Gosto de escrever sobre Morretes. Por diversas vezes chamam-me de saudosista, talvez por um menosprezo pela história, ou talvez por temor pelo tempo que passa. Falando dos que nos antecederam estaremos falando de nós mesmo, da nossa matéria-prima social. Somos seres que vivem uma história.

Quem vive em Morretes vê a sua história passar sem se dar conta dela, a não ser quando levam alguém à sua última morada. Eric tem me avisado: hoje fomos enterrar... enterrar alguém que viveu e teve uma história.

Morretes é o meu território. Esta gente que viveu comigo e que vive quando retorno para lá e o mundo físico em que vivemos constrói na memora de cada um uma imagem. Quantas vezes ao olhar o céu de São Paulo, ou o sol encoberto pelas nuvens, eu me pego “vendo” Morretes. E me sinto em Morretes quando vou a Boracéia ao olhar para as montanhas encobertas pelas nuvens e logo depois despidas delas, como se fossem as serras às eu me acostumei a ver desde pequeno.

Vou ao cemitério e lá estão as tumbas que guardam os restos mortais do meu pai e da minha mãe, de nonno e de nonna, do meu avô e da minha avó, dos meus tios e tias, dos meus tios avós e minhas tinhas avós. Vejo neles a minha ascendência, a minha história.

Nos meus retornos por vezes vejo este território como se fossem capítulos da minha história, cada capítulo um pouco diferente do anterior. Vejo pessoas que não conheço e que sou um desconhecido delas.

Certa vez eu comentei num dos meus textos a “queixa” de Adaulino: onde está a minha Morretes? A Morretes dele guri, que foi a minha Morretes. A nossa Morretes está na história. De quando ir a Curitiba era uma viagem e ir a São Paulo que precisava se despedir de todos os parentes e amigos.

Minha irmã comentou, nesta minha chegada, de “como é bom viver em Morretes”: as pessoas organizam excursões, fazem viagens turísticas de navio e em outros lugares turísticos. Organizam-em grupos de primeira, segunda e terceira idades e logo de quarta idade.
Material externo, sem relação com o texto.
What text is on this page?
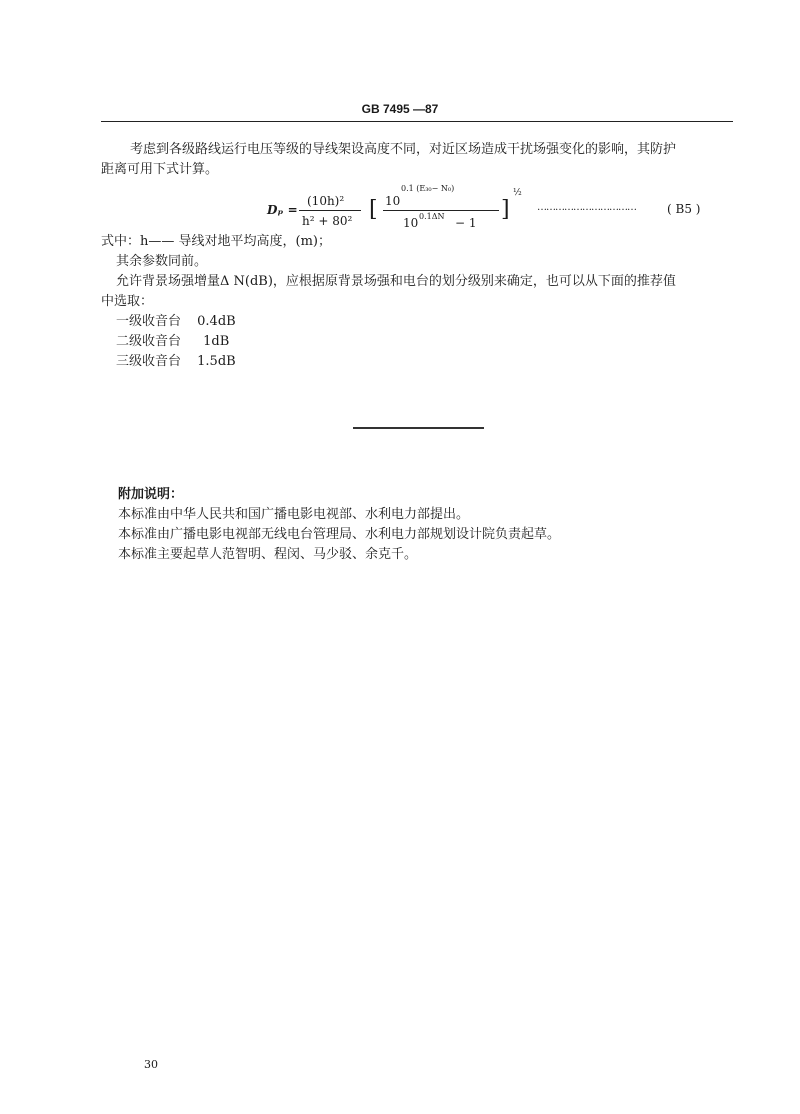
GB 7495 —87
考虑到各级路线运行电压等级的导线架设高度不同，对近区场造成干扰场强变化的影响，其防护
距离可用下式计算。
Dₚ =
(10h)²
h² + 80² [ 10
0.1 (E₃₀− N₀)
10 0.1ΔN − 1
]
½
……………………………	( B5 )
式中：h—— 导线对地平均高度，(m)；
其余参数同前。
允许背景场强增量Δ N(dB)，应根据原背景场强和电台的划分级别来确定，也可以从下面的推荐值
中选取：
一级收音台 0.4dB
二级收音台 1dB
三级收音台 1.5dB
附加说明：
本标准由中华人民共和国广播电影电视部、水利电力部提出。
本标准由广播电影电视部无线电台管理局、水利电力部规划设计院负责起草。
本标准主要起草人范智明、程闵、马少驳、余克千。
30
E aqui estou. Mas terei que voltar logo, pois a vida fez-me construir uma vida em outras plagas. As obrigações me chamam. Eu acho que me tornei um morretense “paranalista” uma mistura de paranaense e paulista, apesar do meu ¼ de vida paranaense e ¾ de vida paulista, mas foi em Morretes que eu vi o mundo pela primeira vez.